Dans l’élan élégant d’un doigt pointant le firmament,

Sur la pointe des pieds tirons la révérence.

Dans le menuet et la cadence des dièses et des bémoles

D’un pas de deux dansons la farendole folle,

D’un air pianissimo

Chantons dans la splendeur crépusculaire…

J’ai butiné à satiété les rosiers de l’Amour…

J’ai bu jusqu’à la lie l’élixir du Bonheur…

Mon cerf-volant ailé, Vonvon ensorceleur

À dominé la terre.

J’ai vu tout l’univers.

Enfant choyé des dieux, gavé de leurs faveurs

Pourquoi m’attarderais-je lorsque descend le soir

Couvrant de son linceul le soleil qui se meurt?

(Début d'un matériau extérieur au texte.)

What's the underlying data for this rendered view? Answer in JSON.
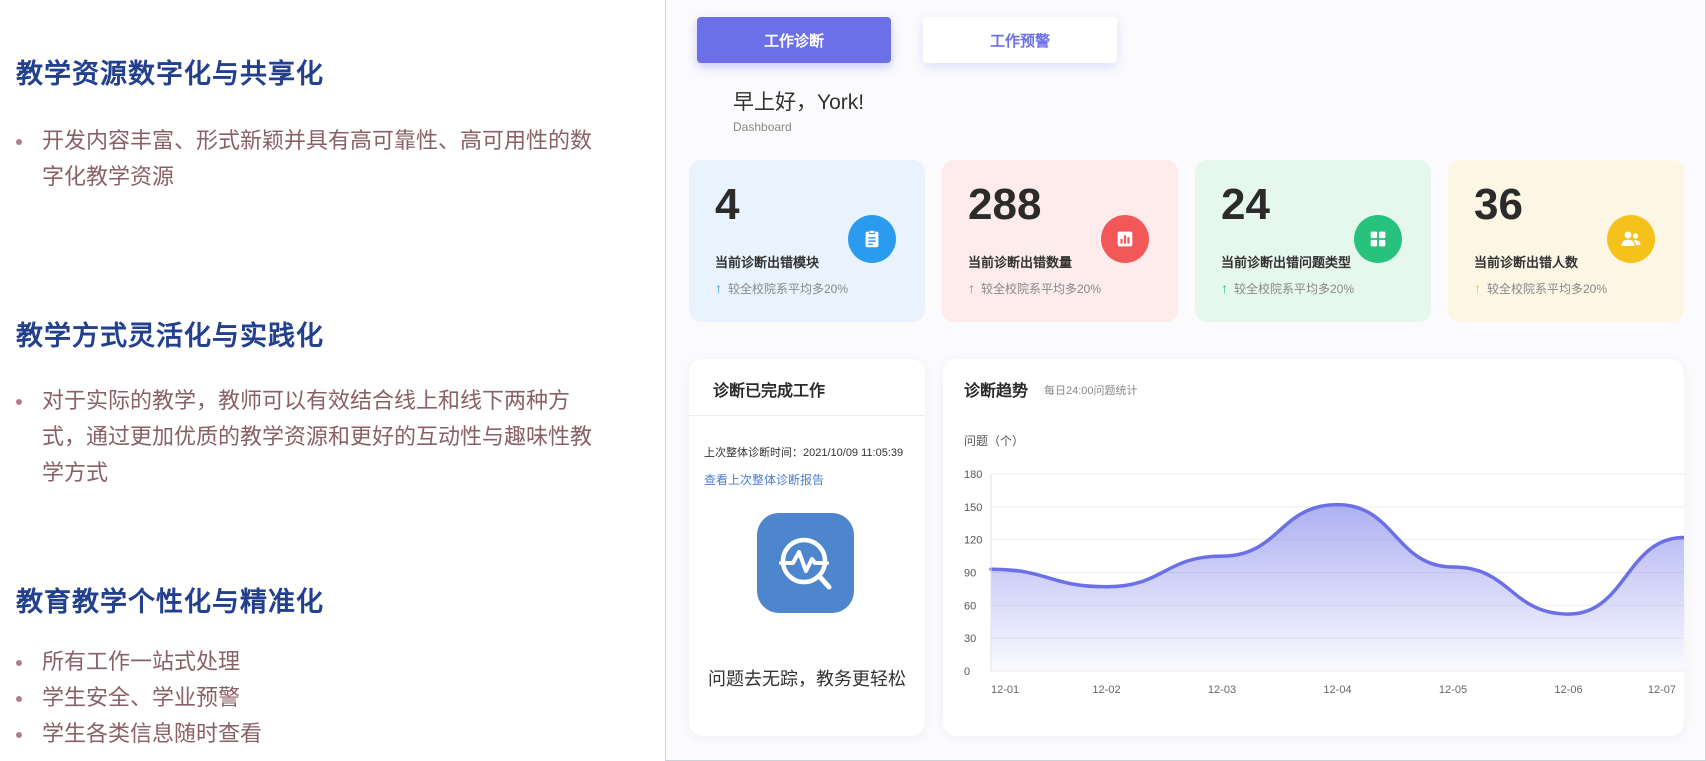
{
  "left": {
    "sections": [
      {
        "title": "教学资源数字化与共享化",
        "bullets": [
          "开发内容丰富、形式新颖并具有高可靠性、高可用性的数字化教学资源"
        ]
      },
      {
        "title": "教学方式灵活化与实践化",
        "bullets": [
          "对于实际的教学，教师可以有效结合线上和线下两种方式，通过更加优质的教学资源和更好的互动性与趣味性教学方式"
        ]
      },
      {
        "title": "教育教学个性化与精准化",
        "bullets": [
          "所有工作一站式处理",
          "学生安全、学业预警",
          "学生各类信息随时查看"
        ]
      }
    ]
  },
  "dashboard": {
    "tabs": [
      {
        "label": "工作诊断",
        "active": true
      },
      {
        "label": "工作预警",
        "active": false
      }
    ],
    "greeting": "早上好，York!",
    "greeting_sub": "Dashboard",
    "stats": [
      {
        "value": "4",
        "label": "当前诊断出错模块",
        "sub": "较全校院系平均多20%",
        "arrow": "↑",
        "icon": "clipboard-icon",
        "bg": "#e8f3fd",
        "accent": "#2b9bf0"
      },
      {
        "value": "288",
        "label": "当前诊断出错数量",
        "sub": "较全校院系平均多20%",
        "arrow": "↑",
        "icon": "bar-chart-icon",
        "bg": "#fdeceb",
        "accent": "#f25858"
      },
      {
        "value": "24",
        "label": "当前诊断出错问题类型",
        "sub": "较全校院系平均多20%",
        "arrow": "↑",
        "icon": "grid-icon",
        "bg": "#e6f7ee",
        "accent": "#27c27e"
      },
      {
        "value": "36",
        "label": "当前诊断出错人数",
        "sub": "较全校院系平均多20%",
        "arrow": "↑",
        "icon": "users-icon",
        "bg": "#fdf6e4",
        "accent": "#f5c21b"
      }
    ],
    "completed": {
      "title": "诊断已完成工作",
      "last_time": "上次整体诊断时间：2021/10/09  11:05:39",
      "link": "查看上次整体诊断报告",
      "icon": "diagnosis-icon",
      "slogan": "问题去无踪，教务更轻松"
    },
    "trend": {
      "title": "诊断趋势",
      "subtitle": "每日24:00问题统计"
    }
  },
  "colors": {
    "accent": "#6b70e8",
    "heading": "#23408e",
    "bullet_text": "#8a6068"
  },
  "chart_data": {
    "type": "area",
    "ylabel": "问题（个）",
    "categories": [
      "12-01",
      "12-02",
      "12-03",
      "12-04",
      "12-05",
      "12-06",
      "12-07"
    ],
    "values": [
      93,
      77,
      105,
      152,
      95,
      52,
      122
    ],
    "ylim": [
      0,
      180
    ],
    "yticks": [
      0,
      30,
      60,
      90,
      120,
      150,
      180
    ],
    "grid": true,
    "color": "#6b70e8"
  }
}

Saltimbanque faucheuse, je n’ai point peur de toi.

Où donc est la victoire quand je m’en vais à toi

Le coeur tranquille et coi?

Merci en pile à toi, âme de mon âme

Cache moi dans tes plis pour me parer des flèches de l’oubli.

Merci à mes Enfants qui ont accompagné de respect

Ma couronne blanchie par le poids du harnais

Merci à mes Amis qui ont bêché joyeux

Le jardin de mes rêves et de mes illusions.

Merci à toi Maître immatériel

Qui m’a comblé de vertus et de biens matériels…

Oui nous nous reverrons, ce n’est qu’un au-revoir.

Pas de pleurs mais des fleurs

Des roses en pétales pour tapisser la voie.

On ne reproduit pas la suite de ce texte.